Electrical issue can’t affect just the pi leaving printer board fine can it ?
ok, so I bought this spider hotend with the ceramic heater, it was claimed to be 400mm/s.
after installing everything, first and last thing I did was PID calibration, first run did not complete, redoing calibration no heating whatsoever only thermostat is active, then it drops an error saying test did not complete.
Switching off everything, confirming the hotend is dead by multimeter, switching back on with the old hotend, no communication with MCU.
but doing command
gpio serial /dev/ttyAS3
does show the UART is alive, don’t know what’s going on, out of panic I bought a new same printer board thinking it was damaged, but same results.
Normally people connect the UART0 pins, along with 5V and GND (so the host can be powered by the main board) when using a device with the Raspberry Pi 40 pin connector.
I’m wondering why you are fooling around with UART3 & UART5.
5v and GND to 24v-5v converter connected to PSU socket, UART5 to USART2 on printer board and I was connecting one accelerometer to SPI0 on the Pi and the other on printers board.
All was promising and active until that scam hotend
Okay, going back through the thread, a couple of questions:
What manual are you referring to in your previous post?
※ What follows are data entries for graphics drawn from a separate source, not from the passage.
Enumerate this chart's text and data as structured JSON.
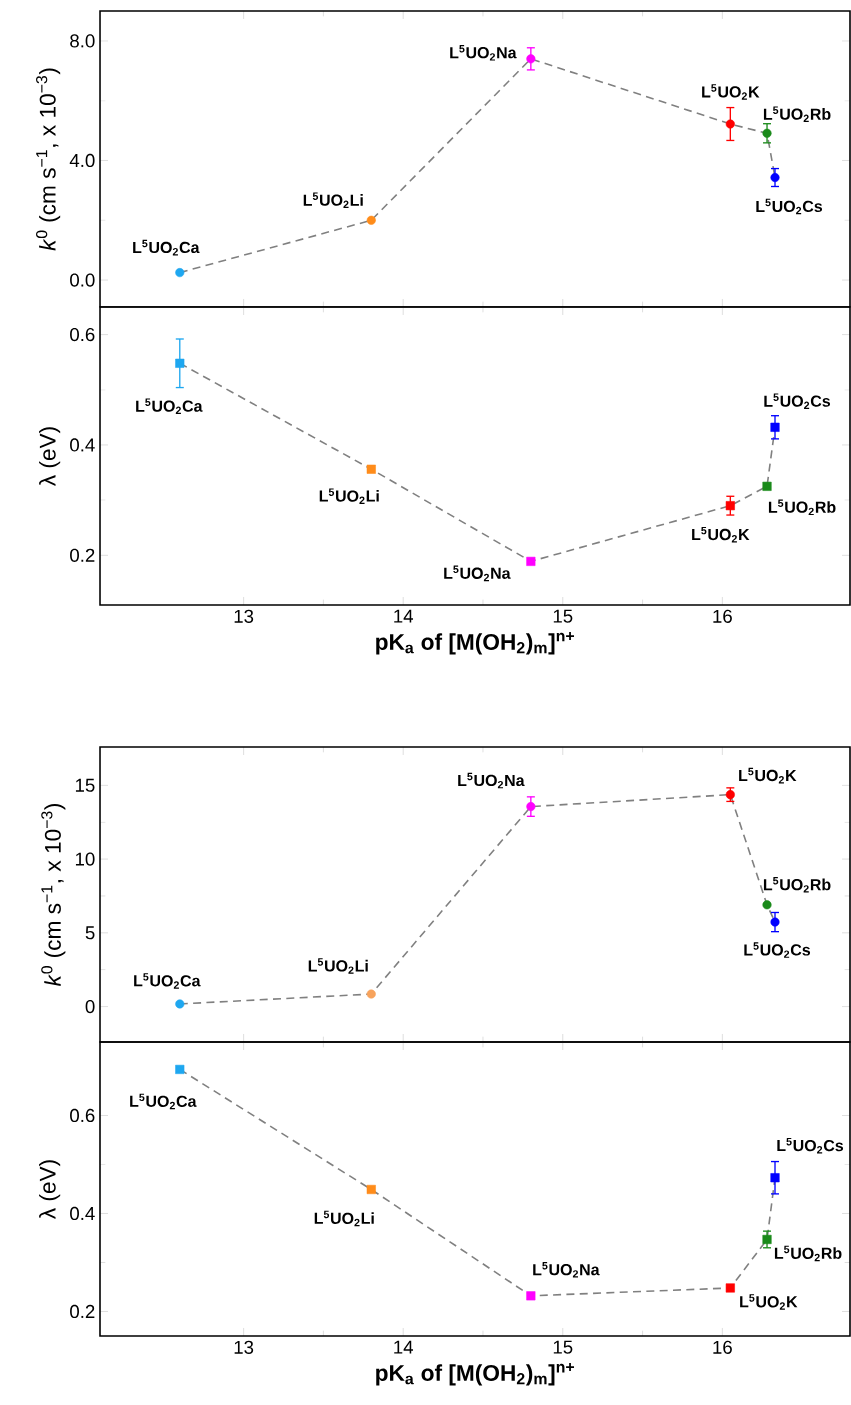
{
  "chart_data": [
    {
      "type": "line",
      "ylabel": "*k*$^{0}$ (cm s$^{−1}$, x 10$^{−3}$)",
      "x": [
        12.6,
        13.8,
        14.8,
        16.05,
        16.28,
        16.33
      ],
      "xlim": [
        12.1,
        16.8
      ],
      "xticks": [
        13,
        14,
        15,
        16
      ],
      "ylim": [
        -0.9,
        9.0
      ],
      "yticks": [
        {
          "value": 0,
          "label": "0.0"
        },
        {
          "value": 4,
          "label": "4.0"
        },
        {
          "value": 8,
          "label": "8.0"
        }
      ],
      "tick_labels": "y",
      "series": [
        {
          "color": "#808080",
          "line_style": "dashed",
          "marker": "circle",
          "colors": [
            "#1ea7f0",
            "#ff8c1a",
            "#ff00ff",
            "#ff0000",
            "#1a8a1a",
            "#0000ff"
          ],
          "values": [
            0.25,
            2.0,
            7.4,
            5.22,
            4.91,
            3.43
          ],
          "errors": [
            null,
            null,
            0.37,
            0.55,
            0.32,
            0.3
          ]
        }
      ],
      "annotations": [
        {
          "text": "L$^{5}$UO$_{2}$Ca",
          "x": 12.6,
          "y": 0.25
        },
        {
          "text": "L$^{5}$UO$_{2}$Li",
          "x": 13.8,
          "y": 2.0
        },
        {
          "text": "L$^{5}$UO$_{2}$Na",
          "x": 14.8,
          "y": 7.4
        },
        {
          "text": "L$^{5}$UO$_{2}$K",
          "x": 16.05,
          "y": 5.22
        },
        {
          "text": "L$^{5}$UO$_{2}$Rb",
          "x": 16.28,
          "y": 4.91
        },
        {
          "text": "L$^{5}$UO$_{2}$Cs",
          "x": 16.33,
          "y": 3.43
        }
      ]
    },
    {
      "type": "line",
      "ylabel": "λ (eV)",
      "xlabel": "pK$_{a}$ of [M(OH$_{2}$)$_{m}$]$^{n+}$",
      "x": [
        12.6,
        13.8,
        14.8,
        16.05,
        16.28,
        16.33
      ],
      "xlim": [
        12.1,
        16.8
      ],
      "xticks": [
        13,
        14,
        15,
        16
      ],
      "ylim": [
        0.11,
        0.65
      ],
      "yticks": [
        0.2,
        0.4,
        0.6
      ],
      "series": [
        {
          "color": "#808080",
          "line_style": "dashed",
          "marker": "square",
          "colors": [
            "#1ea7f0",
            "#ff8c1a",
            "#ff00ff",
            "#ff0000",
            "#1a8a1a",
            "#0000ff"
          ],
          "values": [
            0.548,
            0.356,
            0.189,
            0.29,
            0.325,
            0.432
          ],
          "errors": [
            0.044,
            null,
            null,
            0.017,
            null,
            0.021
          ]
        }
      ],
      "annotations": [
        {
          "text": "L$^{5}$UO$_{2}$Ca",
          "x": 12.6,
          "y": 0.548
        },
        {
          "text": "L$^{5}$UO$_{2}$Li",
          "x": 13.8,
          "y": 0.356
        },
        {
          "text": "L$^{5}$UO$_{2}$Na",
          "x": 14.8,
          "y": 0.189
        },
        {
          "text": "L$^{5}$UO$_{2}$K",
          "x": 16.05,
          "y": 0.29
        },
        {
          "text": "L$^{5}$UO$_{2}$Rb",
          "x": 16.28,
          "y": 0.325
        },
        {
          "text": "L$^{5}$UO$_{2}$Cs",
          "x": 16.33,
          "y": 0.432
        }
      ]
    },
    {
      "type": "line",
      "ylabel": "*k*$^{0}$ (cm s$^{−1}$, x 10$^{−3}$)",
      "x": [
        12.6,
        13.8,
        14.8,
        16.05,
        16.28,
        16.33
      ],
      "xlim": [
        12.1,
        16.8
      ],
      "xticks": [
        13,
        14,
        15,
        16
      ],
      "ylim": [
        -2.4,
        17.6
      ],
      "yticks": [
        0,
        5,
        10,
        15
      ],
      "tick_labels": "y",
      "series": [
        {
          "color": "#808080",
          "line_style": "dashed",
          "marker": "circle",
          "colors": [
            "#1ea7f0",
            "#f7a35c",
            "#ff00ff",
            "#ff0000",
            "#1a8a1a",
            "#0000ff"
          ],
          "values": [
            0.18,
            0.85,
            13.56,
            14.37,
            6.9,
            5.73
          ],
          "errors": [
            null,
            null,
            0.66,
            0.46,
            null,
            0.65
          ]
        }
      ],
      "annotations": [
        {
          "text": "L$^{5}$UO$_{2}$Ca",
          "x": 12.6,
          "y": 0.18
        },
        {
          "text": "L$^{5}$UO$_{2}$Li",
          "x": 13.8,
          "y": 0.85
        },
        {
          "text": "L$^{5}$UO$_{2}$Na",
          "x": 14.8,
          "y": 13.56
        },
        {
          "text": "L$^{5}$UO$_{2}$K",
          "x": 16.05,
          "y": 14.37
        },
        {
          "text": "L$^{5}$UO$_{2}$Rb",
          "x": 16.28,
          "y": 6.9
        },
        {
          "text": "L$^{5}$UO$_{2}$Cs",
          "x": 16.33,
          "y": 5.73
        }
      ]
    },
    {
      "type": "line",
      "ylabel": "λ (eV)",
      "xlabel": "pK$_{a}$ of [M(OH$_{2}$)$_{m}$]$^{n+}$",
      "x": [
        12.6,
        13.8,
        14.8,
        16.05,
        16.28,
        16.33
      ],
      "xlim": [
        12.1,
        16.8
      ],
      "xticks": [
        13,
        14,
        15,
        16
      ],
      "ylim": [
        0.15,
        0.75
      ],
      "yticks": [
        0.2,
        0.4,
        0.6
      ],
      "series": [
        {
          "color": "#808080",
          "line_style": "dashed",
          "marker": "square",
          "colors": [
            "#1ea7f0",
            "#ff8c1a",
            "#ff00ff",
            "#ff0000",
            "#1a8a1a",
            "#0000ff"
          ],
          "values": [
            0.694,
            0.449,
            0.232,
            0.248,
            0.347,
            0.473
          ],
          "errors": [
            null,
            null,
            null,
            null,
            0.017,
            0.033
          ]
        }
      ],
      "annotations": [
        {
          "text": "L$^{5}$UO$_{2}$Ca",
          "x": 12.6,
          "y": 0.694
        },
        {
          "text": "L$^{5}$UO$_{2}$Li",
          "x": 13.8,
          "y": 0.449
        },
        {
          "text": "L$^{5}$UO$_{2}$Na",
          "x": 14.8,
          "y": 0.232
        },
        {
          "text": "L$^{5}$UO$_{2}$K",
          "x": 16.05,
          "y": 0.248
        },
        {
          "text": "L$^{5}$UO$_{2}$Rb",
          "x": 16.28,
          "y": 0.347
        },
        {
          "text": "L$^{5}$UO$_{2}$Cs",
          "x": 16.33,
          "y": 0.473
        }
      ]
    }
  ]
}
How do you know the BTT SKR Mini E3 V3 is still working? When you apply power to the BTT SKR Mini E3 V3, does an LED come on and if it does, where is it located?
There are two LEDs on the board, one for power and one for MCU “status” which can be handy for debugging in situations like this.
This is the traditional way to wire a BTT SKR Mini E3 V3 to a rPi 40 pin connector (note that the power from the BTT SKR Mini E3 V3 is being used to power the rPi):
Programming the flash - Creating a new SD Card with the Klipper firmware on it.
What I would do to check to see if it still works is that I’d build the firmware with the “STATUS” LED (PD8) pin set high to see if the LED turns on and then build it without specifying PD8 high to see if it turns off.
The easiest way to check is if you had a Raspberry Pi or something similar to it.
If something has happened that could damage the IO pins on the Orange Pi Zero 2W, then it’s probably a safe bet the STM32G0B1 on the BTT SKR Mini E3 V3 is damaged as well. The STM32 IO pins are not as powerful or as well protected as those of other MCU manufacturers.
The problem was most likely something other than noise if things stopped working during the PID. A simple resistor would not have prevented this problem.
We’ll talk about wiring when you get the replacement board.